H. E. Ahmed Abdallah Mohamed Sambi, The President of Comoros,
H.E. Rupiah Banda, The President of Zambia,
H. E. Joseph Deiss, President of the GA,
Dr. Supachai Panitchpakdi, Secretary-General of UNCTAD,
Dr. Francis, Head of the International Chamber of Commerce and Industry,
Ladies and Gentlemen,
It gives me immense pleasure to address this special event on “A new partnership for LDCs’ development: Invest in the poor, for the poor and with the poor”. I would like to seize this opportunity to express my deep appreciation to UNCTAD, and the International Chamber of Commerce for organizing this important event, which addresses one of the vital development priorities identified by LDCs and their development partners.
The LDCs experienced increased economic growth under the Brussels Programme of Action. However this economic growth has not been accompanied by structural transformation and economic diversification. LDCs’ productive capacities remain weak due to lack of financial resources, poor infrastructure, and lack of technological innovation and adaptation, among others. Emerging multiple global challenges that include rising food and fuel prices, economic and financial crises and climate change have exacerbated the situation.
The key to sustained economic growth and poverty reduction in LDCs is the development of productive capacities and the concomitant expansion of productive employment opportunities. Foreign direct investment is crucial in this process, as it is a source of finance for investment in productive capacities and the principal means for acquiring technology and other intangible assets, production and marketing skills, enhance competitiveness and entrepreneurship, employment generation and poverty reduction and thus foster the structural transformation of LDCs’ economies. Foreign Direct Investment flows to LDCs increased significantly between 2000 and 2008, from $4.1 billion to $33.1 billion in 2008. However most of it was channelled to the extractive sector thereby minimising its impact on poverty reduction. As we prepare for the new decade, let me quickly highlight key areas that need to be addressed in order to ensure that FDI can help support LDCs to overcome their structural constraints, boost their productive capacity, generate sustained and inclusive growth and lead to poverty reduction.

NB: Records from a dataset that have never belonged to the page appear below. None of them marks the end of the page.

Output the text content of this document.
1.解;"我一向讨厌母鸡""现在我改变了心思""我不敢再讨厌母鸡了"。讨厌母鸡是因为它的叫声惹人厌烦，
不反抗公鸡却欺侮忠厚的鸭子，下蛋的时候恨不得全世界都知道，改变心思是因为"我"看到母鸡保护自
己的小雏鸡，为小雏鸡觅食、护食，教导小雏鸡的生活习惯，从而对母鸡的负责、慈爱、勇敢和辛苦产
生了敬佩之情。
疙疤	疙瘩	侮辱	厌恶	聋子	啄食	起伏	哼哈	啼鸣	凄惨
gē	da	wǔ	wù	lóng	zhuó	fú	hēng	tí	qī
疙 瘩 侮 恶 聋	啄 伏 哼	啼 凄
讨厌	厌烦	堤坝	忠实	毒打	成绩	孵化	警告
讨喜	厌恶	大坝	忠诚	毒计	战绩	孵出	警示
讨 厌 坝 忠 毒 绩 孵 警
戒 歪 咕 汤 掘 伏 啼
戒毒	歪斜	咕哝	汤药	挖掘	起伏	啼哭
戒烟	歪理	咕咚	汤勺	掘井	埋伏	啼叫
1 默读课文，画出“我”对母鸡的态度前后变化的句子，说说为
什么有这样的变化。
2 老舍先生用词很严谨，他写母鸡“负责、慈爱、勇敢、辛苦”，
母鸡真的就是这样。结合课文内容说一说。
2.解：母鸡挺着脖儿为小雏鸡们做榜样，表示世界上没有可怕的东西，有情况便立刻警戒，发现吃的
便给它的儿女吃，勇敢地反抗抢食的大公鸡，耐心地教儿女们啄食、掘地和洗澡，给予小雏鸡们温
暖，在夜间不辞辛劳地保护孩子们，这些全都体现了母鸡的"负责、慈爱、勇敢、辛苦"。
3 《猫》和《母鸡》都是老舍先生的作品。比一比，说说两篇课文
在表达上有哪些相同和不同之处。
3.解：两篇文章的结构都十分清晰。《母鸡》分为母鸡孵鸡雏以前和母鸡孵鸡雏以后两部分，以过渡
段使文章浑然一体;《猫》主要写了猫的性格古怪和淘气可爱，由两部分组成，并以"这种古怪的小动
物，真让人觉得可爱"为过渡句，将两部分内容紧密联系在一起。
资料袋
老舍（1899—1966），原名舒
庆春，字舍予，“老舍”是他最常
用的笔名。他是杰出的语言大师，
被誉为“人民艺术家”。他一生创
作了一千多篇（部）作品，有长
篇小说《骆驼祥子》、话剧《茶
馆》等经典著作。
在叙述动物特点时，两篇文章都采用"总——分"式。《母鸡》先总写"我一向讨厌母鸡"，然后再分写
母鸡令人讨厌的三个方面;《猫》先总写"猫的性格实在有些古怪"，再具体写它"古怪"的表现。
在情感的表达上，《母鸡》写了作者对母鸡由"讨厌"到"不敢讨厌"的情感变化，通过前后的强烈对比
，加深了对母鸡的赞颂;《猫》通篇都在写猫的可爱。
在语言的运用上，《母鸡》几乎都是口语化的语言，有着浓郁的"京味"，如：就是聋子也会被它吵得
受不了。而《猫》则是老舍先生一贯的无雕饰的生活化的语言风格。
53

Firstly, in this new decade FDI should be channelled to other fields besides the extractive sector including industry, agriculture, physical infrastructure especially energy, transport and communications and social infrastructure. This will increase the linkages between the benefits of the investments and the rest of the economy. I would also like to urge you to maximize the benefits of increased FDI on accelerated reduction of poverty, inequality and marginalization by targeting directly the employment of the poor, the vulnerable and women and aim to enhance their productivity.
Secondly, increased inflows of FDI depend on a variety of factors, including a favourable business climate in LDCs. I urge you to implement policies aimed at attracting foreign direct investment including establishing a stable economic, legal, and institutional framework, promoting a conducive macroeconomic environment, good governance, and democracy, and provision of investment guarantees, tax holidays, profit repatriation and liberalization of administrative procedures.
Thirdly, I wish to emphasize Governments of development partners should adopt and implement economic, financial and legal incentives to encourage their investors to bring their capital into LDCs, such as, investment and credit risk guarantees, co-financing, tax exemptions and information on investment opportunities in LDCs. I also urge developed countries to assist LDCs in their efforts to improve their investment climate by strengthening their capacity building and institutional mechanisms.
Lastly, the emerging economies are also now contributing to the increase in FDI flows to least developed countries. I call upon the emerging economies to adopt an investment preference regime that encourages their corporations to invest in LDCs.
In conclusion, I wish to call upon the UN system and the International Chamber of Commerce and other private and non-governmental and international organizations to support LDCs in mobilizing the much needed private investment, and in developing the relevant skills and capacity to be able to derive optimal development benefits from foreign direct investment.
I thank you all for your kind attention.